Edizioni in dvd: Rarovideo

Formato video 1,85:1 anamorfico

commenti
  1. Cineraglio ha detto:

    Lo stesso Di Leo non parlava in termini entusiastici del film, si attirbuiva parte del flop, diceva che la storia scritta gli sembrava gran cosa, ma che poi la sua traduzione in celluloide deluse lui stesso per primo. Non rimase convinto della coppia delle protagoniste; la Carati e la Guida si fecero in quattro per accontentarlo, ma tutto sommato il loro fisico era troppo più potente della loro bravura recitativa. Poi qualche scelta sbagliata tra i comprimari, un Bracardi chiamato a fare il poliziotto serio fascistone (alla Gianmaria Volonté) che però ha sempre la tentazione di buttarla in vacca e attaccare a far pernacchie, un Crocitti doppiato addirittura da Amendola, un Vittorio Caprioli troppo sopra le righe.

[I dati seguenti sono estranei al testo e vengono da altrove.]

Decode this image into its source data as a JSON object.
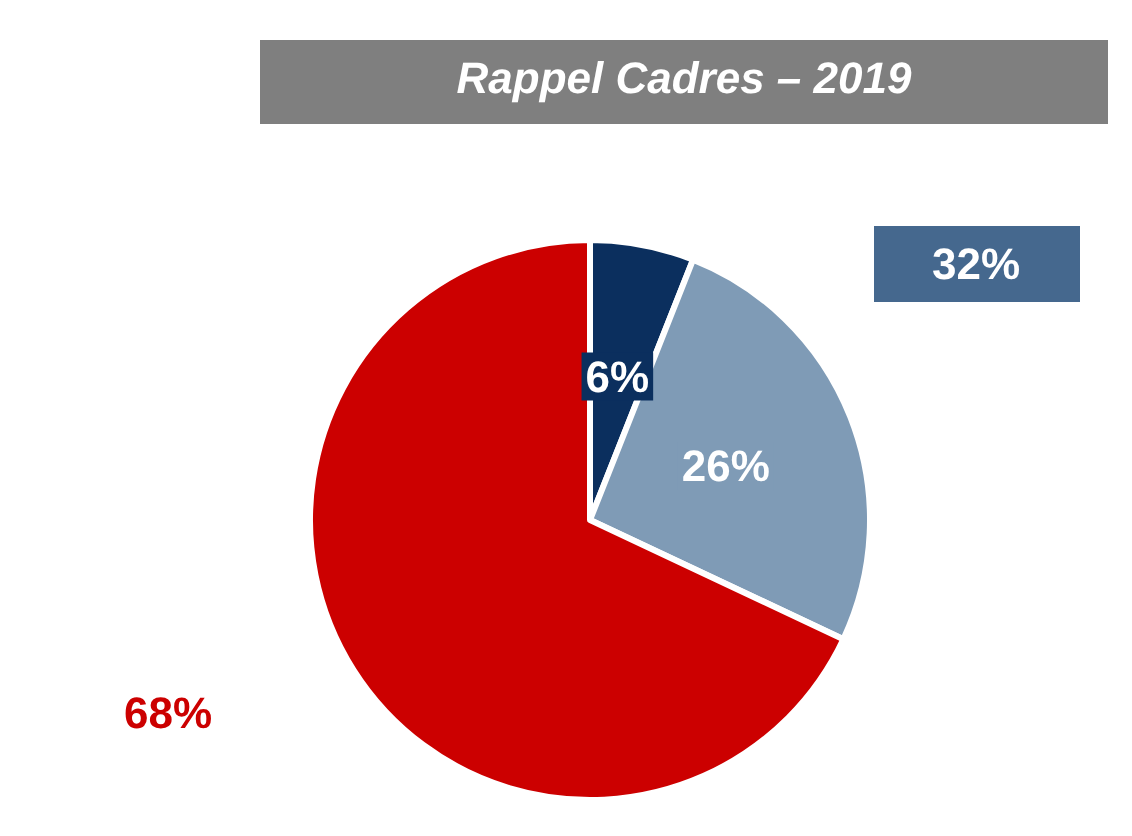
{
  "chart_data": {
    "type": "pie",
    "title": "Rappel Cadres – 2019",
    "categories": [
      null,
      null,
      null
    ],
    "values": [
      6,
      26,
      68
    ],
    "value_labels": [
      "6%",
      "26%",
      "68%"
    ],
    "colors": [
      "#0b2f5e",
      "#7f9bb6",
      "#cc0000"
    ],
    "annotations": [
      "32%"
    ]
  }
}
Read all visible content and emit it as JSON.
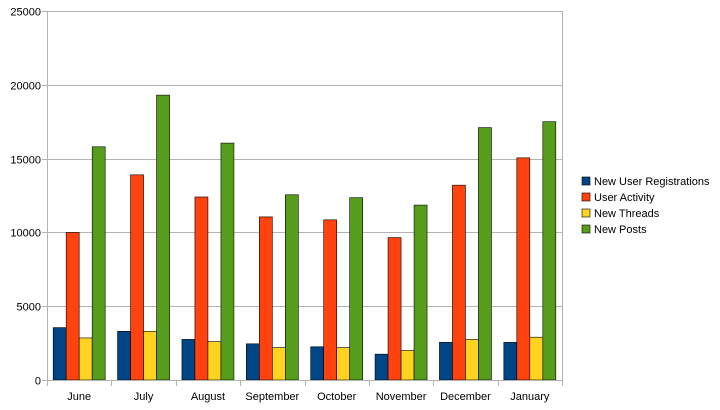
{
  "chart_data": {
    "type": "bar",
    "title": "",
    "xlabel": "",
    "ylabel": "",
    "categories": [
      "June",
      "July",
      "August",
      "September",
      "October",
      "November",
      "December",
      "January"
    ],
    "ylim": [
      0,
      25000
    ],
    "yticks": [
      0,
      5000,
      10000,
      15000,
      20000,
      25000
    ],
    "grid": true,
    "legend_position": "right",
    "series": [
      {
        "name": "New User Registrations",
        "color": "#004586",
        "values": [
          3550,
          3300,
          2750,
          2450,
          2250,
          1750,
          2550,
          2550
        ]
      },
      {
        "name": "User Activity",
        "color": "#ff420e",
        "values": [
          10000,
          13900,
          12400,
          11050,
          10850,
          9650,
          13200,
          15050
        ]
      },
      {
        "name": "New Threads",
        "color": "#ffd320",
        "values": [
          2850,
          3300,
          2600,
          2200,
          2200,
          2000,
          2750,
          2900
        ]
      },
      {
        "name": "New Posts",
        "color": "#579d1c",
        "values": [
          15800,
          19300,
          16050,
          12550,
          12350,
          11850,
          17100,
          17500
        ]
      }
    ]
  }
}
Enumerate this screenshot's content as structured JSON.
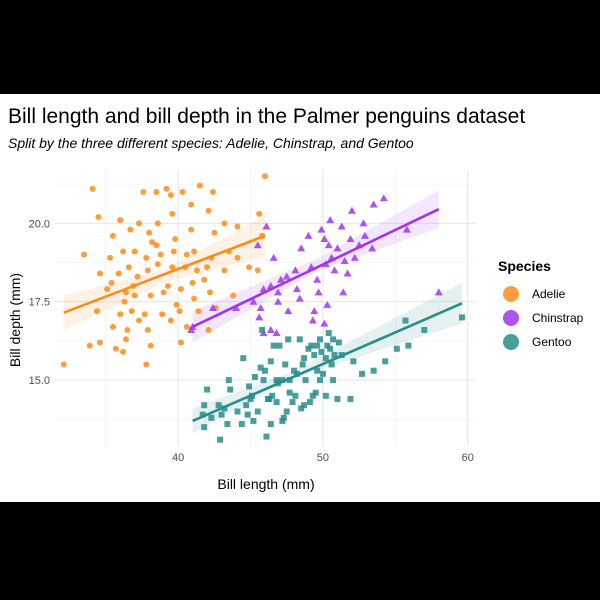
{
  "chart_data": {
    "type": "scatter",
    "title": "Bill length and bill depth in the Palmer penguins dataset",
    "subtitle": "Split by the three different species: Adelie, Chinstrap, and Gentoo",
    "xlabel": "Bill length (mm)",
    "ylabel": "Bill depth (mm)",
    "xlim": [
      31.5,
      60.5
    ],
    "ylim": [
      12.9,
      21.7
    ],
    "xticks": [
      40,
      50,
      60
    ],
    "yticks": [
      15.0,
      17.5,
      20.0
    ],
    "xtick_labels": [
      "40",
      "50",
      "60"
    ],
    "ytick_labels": [
      "15.0",
      "17.5",
      "20.0"
    ],
    "grid": true,
    "legend": {
      "title": "Species",
      "position": "right",
      "entries": [
        "Adelie",
        "Chinstrap",
        "Gentoo"
      ]
    },
    "series": [
      {
        "name": "Adelie",
        "marker": "circle",
        "color": "#FF8C1A",
        "trend": {
          "x": [
            32.1,
            46.0
          ],
          "y": [
            17.15,
            19.6
          ]
        },
        "band": {
          "x": [
            32.1,
            39.0,
            46.0
          ],
          "lo": [
            16.6,
            18.1,
            18.95
          ],
          "hi": [
            17.7,
            18.5,
            20.25
          ]
        },
        "points": [
          [
            34.1,
            21.1
          ],
          [
            37.6,
            21.0
          ],
          [
            38.5,
            21.0
          ],
          [
            39.2,
            21.1
          ],
          [
            39.5,
            20.9
          ],
          [
            40.3,
            21.0
          ],
          [
            41.5,
            21.2
          ],
          [
            42.4,
            21.0
          ],
          [
            42.1,
            20.4
          ],
          [
            40.9,
            20.6
          ],
          [
            39.6,
            20.3
          ],
          [
            38.6,
            20.0
          ],
          [
            37.3,
            20.0
          ],
          [
            36.0,
            20.1
          ],
          [
            34.5,
            20.2
          ],
          [
            38.0,
            19.7
          ],
          [
            36.7,
            19.8
          ],
          [
            35.5,
            19.6
          ],
          [
            38.2,
            19.4
          ],
          [
            39.8,
            19.5
          ],
          [
            40.9,
            19.8
          ],
          [
            42.5,
            19.7
          ],
          [
            44.1,
            19.9
          ],
          [
            45.8,
            19.6
          ],
          [
            45.6,
            20.3
          ],
          [
            46.0,
            21.5
          ],
          [
            43.2,
            20.0
          ],
          [
            33.5,
            19.0
          ],
          [
            34.6,
            18.4
          ],
          [
            35.3,
            18.9
          ],
          [
            36.2,
            19.1
          ],
          [
            37.0,
            19.1
          ],
          [
            37.8,
            18.9
          ],
          [
            38.8,
            19.0
          ],
          [
            39.7,
            19.1
          ],
          [
            40.6,
            19.0
          ],
          [
            41.1,
            19.1
          ],
          [
            42.3,
            18.9
          ],
          [
            43.5,
            19.1
          ],
          [
            44.1,
            18.9
          ],
          [
            35.9,
            18.4
          ],
          [
            36.6,
            18.6
          ],
          [
            37.2,
            18.3
          ],
          [
            37.9,
            18.5
          ],
          [
            38.6,
            18.7
          ],
          [
            39.6,
            18.6
          ],
          [
            40.5,
            18.6
          ],
          [
            41.3,
            18.5
          ],
          [
            42.0,
            18.6
          ],
          [
            43.2,
            18.5
          ],
          [
            44.9,
            18.6
          ],
          [
            45.5,
            18.5
          ],
          [
            35.1,
            17.9
          ],
          [
            36.4,
            17.8
          ],
          [
            37.0,
            17.7
          ],
          [
            38.1,
            17.7
          ],
          [
            39.0,
            17.8
          ],
          [
            40.2,
            17.9
          ],
          [
            41.1,
            17.6
          ],
          [
            42.2,
            17.8
          ],
          [
            43.8,
            17.7
          ],
          [
            34.4,
            17.2
          ],
          [
            36.0,
            17.1
          ],
          [
            36.8,
            17.2
          ],
          [
            37.7,
            17.1
          ],
          [
            38.9,
            17.1
          ],
          [
            40.1,
            17.2
          ],
          [
            41.4,
            17.2
          ],
          [
            42.6,
            17.3
          ],
          [
            35.5,
            16.7
          ],
          [
            36.5,
            16.6
          ],
          [
            37.9,
            16.6
          ],
          [
            39.5,
            16.9
          ],
          [
            40.6,
            16.7
          ],
          [
            42.1,
            16.6
          ],
          [
            34.6,
            16.2
          ],
          [
            36.4,
            16.3
          ],
          [
            38.1,
            16.1
          ],
          [
            40.2,
            16.2
          ],
          [
            35.7,
            16.0
          ],
          [
            36.2,
            15.9
          ],
          [
            37.8,
            15.5
          ],
          [
            33.9,
            16.1
          ],
          [
            32.1,
            15.5
          ],
          [
            35.4,
            18.1
          ],
          [
            39.3,
            18.0
          ],
          [
            41.0,
            18.1
          ],
          [
            38.5,
            19.3
          ],
          [
            36.9,
            18.0
          ],
          [
            39.9,
            17.4
          ],
          [
            36.3,
            17.5
          ],
          [
            37.3,
            16.9
          ],
          [
            41.8,
            18.2
          ]
        ]
      },
      {
        "name": "Chinstrap",
        "marker": "triangle",
        "color": "#A034F0",
        "trend": {
          "x": [
            41.0,
            58.0
          ],
          "y": [
            16.7,
            20.45
          ]
        },
        "band": {
          "x": [
            41.0,
            49.5,
            58.0
          ],
          "lo": [
            16.2,
            18.45,
            19.85
          ],
          "hi": [
            17.2,
            18.85,
            21.05
          ]
        },
        "points": [
          [
            46.1,
            19.9
          ],
          [
            46.6,
            18.9
          ],
          [
            45.5,
            19.3
          ],
          [
            47.5,
            18.3
          ],
          [
            48.5,
            19.2
          ],
          [
            49.0,
            19.6
          ],
          [
            49.9,
            19.8
          ],
          [
            50.1,
            19.5
          ],
          [
            50.5,
            20.1
          ],
          [
            51.3,
            19.9
          ],
          [
            52.0,
            20.4
          ],
          [
            51.0,
            19.2
          ],
          [
            52.5,
            19.3
          ],
          [
            53.5,
            20.6
          ],
          [
            54.2,
            20.8
          ],
          [
            52.8,
            20.0
          ],
          [
            49.6,
            18.2
          ],
          [
            50.2,
            18.7
          ],
          [
            51.5,
            18.8
          ],
          [
            50.6,
            18.9
          ],
          [
            49.2,
            18.6
          ],
          [
            48.1,
            18.5
          ],
          [
            47.1,
            18.2
          ],
          [
            46.4,
            18.0
          ],
          [
            45.9,
            17.9
          ],
          [
            45.2,
            17.5
          ],
          [
            46.9,
            17.5
          ],
          [
            48.4,
            17.6
          ],
          [
            49.7,
            17.8
          ],
          [
            50.8,
            18.5
          ],
          [
            51.7,
            18.4
          ],
          [
            52.2,
            18.9
          ],
          [
            53.4,
            19.2
          ],
          [
            55.8,
            19.8
          ],
          [
            50.3,
            17.4
          ],
          [
            49.3,
            16.9
          ],
          [
            47.6,
            17.2
          ],
          [
            46.8,
            16.5
          ],
          [
            45.7,
            17.3
          ],
          [
            46.4,
            16.6
          ],
          [
            44.0,
            17.3
          ],
          [
            42.4,
            17.3
          ],
          [
            41.0,
            16.7
          ],
          [
            40.9,
            16.6
          ],
          [
            50.1,
            16.8
          ],
          [
            49.4,
            17.2
          ],
          [
            48.2,
            17.9
          ],
          [
            51.4,
            17.8
          ],
          [
            58.0,
            17.8
          ],
          [
            52.9,
            19.6
          ],
          [
            45.9,
            16.5
          ],
          [
            45.6,
            17.0
          ],
          [
            50.4,
            19.3
          ],
          [
            51.9,
            19.5
          ],
          [
            46.9,
            17.8
          ]
        ]
      },
      {
        "name": "Gentoo",
        "marker": "square",
        "color": "#2A8C8C",
        "trend": {
          "x": [
            41.0,
            59.6
          ],
          "y": [
            13.7,
            17.45
          ]
        },
        "band": {
          "x": [
            41.0,
            47.8,
            59.6
          ],
          "lo": [
            13.3,
            15.05,
            16.8
          ],
          "hi": [
            14.1,
            15.25,
            18.1
          ]
        },
        "points": [
          [
            42.0,
            14.7
          ],
          [
            43.6,
            14.7
          ],
          [
            44.9,
            14.8
          ],
          [
            45.1,
            14.5
          ],
          [
            45.5,
            14.0
          ],
          [
            45.2,
            13.7
          ],
          [
            44.4,
            13.6
          ],
          [
            42.9,
            13.1
          ],
          [
            43.4,
            13.6
          ],
          [
            41.7,
            13.9
          ],
          [
            46.1,
            13.2
          ],
          [
            46.4,
            13.6
          ],
          [
            47.2,
            13.7
          ],
          [
            47.3,
            13.8
          ],
          [
            46.8,
            14.3
          ],
          [
            46.5,
            14.5
          ],
          [
            46.2,
            14.4
          ],
          [
            47.5,
            14.0
          ],
          [
            48.1,
            14.5
          ],
          [
            48.5,
            14.1
          ],
          [
            49.1,
            14.3
          ],
          [
            48.7,
            14.2
          ],
          [
            49.3,
            14.5
          ],
          [
            49.6,
            15.3
          ],
          [
            50.0,
            15.2
          ],
          [
            49.8,
            15.0
          ],
          [
            48.8,
            15.0
          ],
          [
            47.7,
            15.0
          ],
          [
            47.2,
            15.0
          ],
          [
            46.8,
            15.0
          ],
          [
            46.0,
            15.3
          ],
          [
            45.3,
            15.1
          ],
          [
            44.5,
            15.7
          ],
          [
            43.5,
            15.0
          ],
          [
            42.8,
            14.2
          ],
          [
            42.3,
            13.8
          ],
          [
            41.8,
            14.2
          ],
          [
            45.7,
            15.4
          ],
          [
            46.4,
            15.6
          ],
          [
            47.4,
            15.5
          ],
          [
            48.2,
            15.2
          ],
          [
            48.7,
            15.7
          ],
          [
            49.4,
            15.8
          ],
          [
            49.9,
            15.9
          ],
          [
            50.2,
            15.7
          ],
          [
            50.6,
            15.5
          ],
          [
            50.8,
            15.8
          ],
          [
            51.1,
            16.2
          ],
          [
            50.5,
            16.0
          ],
          [
            49.6,
            16.1
          ],
          [
            49.2,
            16.1
          ],
          [
            48.4,
            16.3
          ],
          [
            47.6,
            16.3
          ],
          [
            46.6,
            16.1
          ],
          [
            45.8,
            16.6
          ],
          [
            49.8,
            16.3
          ],
          [
            50.3,
            16.1
          ],
          [
            50.7,
            16.3
          ],
          [
            51.3,
            15.8
          ],
          [
            52.1,
            15.6
          ],
          [
            52.7,
            15.2
          ],
          [
            53.5,
            15.3
          ],
          [
            54.3,
            15.6
          ],
          [
            55.1,
            16.0
          ],
          [
            55.9,
            16.1
          ],
          [
            57.0,
            16.6
          ],
          [
            55.7,
            16.9
          ],
          [
            59.6,
            17.0
          ],
          [
            49.5,
            14.6
          ],
          [
            50.2,
            14.5
          ],
          [
            51.0,
            14.4
          ],
          [
            51.9,
            14.4
          ],
          [
            44.1,
            14.0
          ],
          [
            43.2,
            14.1
          ],
          [
            45.0,
            14.4
          ],
          [
            46.9,
            14.9
          ],
          [
            48.0,
            15.3
          ],
          [
            47.0,
            16.1
          ],
          [
            44.7,
            14.2
          ],
          [
            46.3,
            14.4
          ],
          [
            47.9,
            14.3
          ],
          [
            50.7,
            15.0
          ],
          [
            49.0,
            16.0
          ],
          [
            50.4,
            16.5
          ],
          [
            48.6,
            15.5
          ],
          [
            45.9,
            15.0
          ],
          [
            44.8,
            13.9
          ],
          [
            47.7,
            14.6
          ],
          [
            41.8,
            13.5
          ],
          [
            43.0,
            13.9
          ]
        ]
      }
    ]
  }
}
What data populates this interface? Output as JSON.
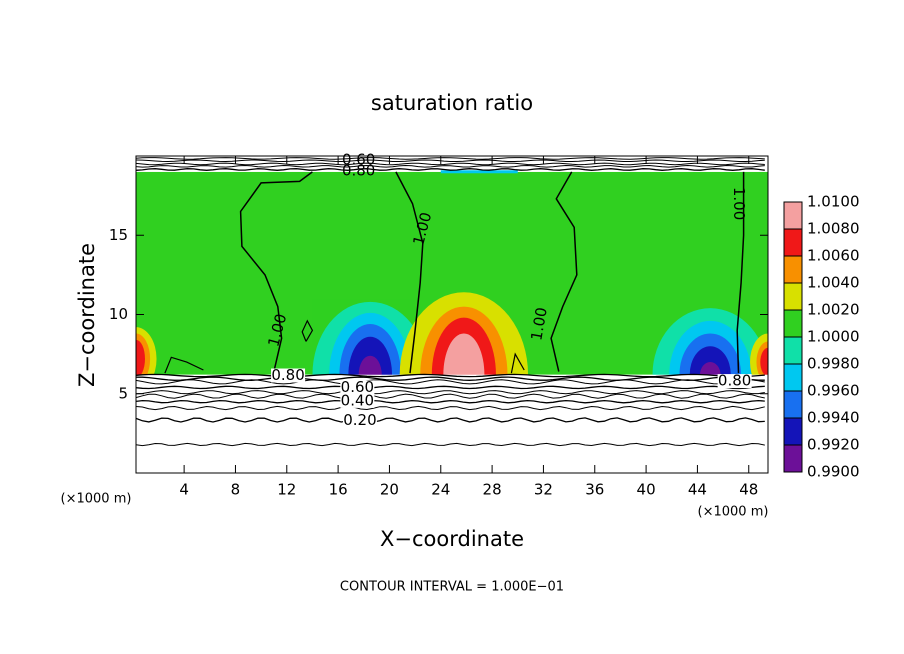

    Nella scena in cui la Guida e la Carati amoreggiano nude con due ragazzi nella comune freakkettona ci furono parecchie rogne. Ci volle una giornata intera per arrivare alla fine della scena; i due ragazzi non erano attori professionisti, ma due tizi qualunque che a un certo punto si ritrovano tra le braccia la Carati e la Guida nude e disponibili. Pare che si eccitassero continuamente, e sul set era tutto un accorrere di bacinelle con acqua ghiacciata. C’era da comprenderli.

    Di Leo aveva anche in mente di dirigere un prequel del film, ambientato nell’estate del 1940, con protagoniste sempre la Guida e la Carati, e il cui titolo doveva essere “Quello Che Volevano Sapere Due Ragazze Perbene”. Il film non fu mai realizzato visto il clamoroso insuccesso del primo. Stupenda la canzone principale del film, cantata da Gloria Guida.

  2. johntrent70 ha detto:

    Già… Di Leo si lamentava anche dello scarso passaparola legato al film, immaginando la Romoletta di turno che, a chi le domandava “Com’è Avere vent’anni?”, rispondeva: “Nun ce annà!” 😀

  3. Sono legato a questo film (visto almeno 3 o 4 volte) per ragioni di nostalgia e vintage di stampo giovanilistico, oltre che per sempre turbato, dall’incandescente accoppiata delle nostre due “bellone” settantiane. Per il resto a me non appare certamente grande cinema, e Di Leo, che apprezzo tantissimo, ha fatto sicuramente di meglio. Però, un buon manifesto di quel periodo, che riesce ad intrigare per il suo stile grezzo e sopra le righe.

  4. johntrent70 ha detto:

    In questi giorni il film è stato trasmesso in chiaro sul canale Cielo del digitale terrestre. E’ stata proposta l’ignobile versione tagliata e ridoppiata… Tanto valeva non trasmetterlo proprio se poi si deve proporre agli spettatori una sorta di falso storico! E siamo nel 2016…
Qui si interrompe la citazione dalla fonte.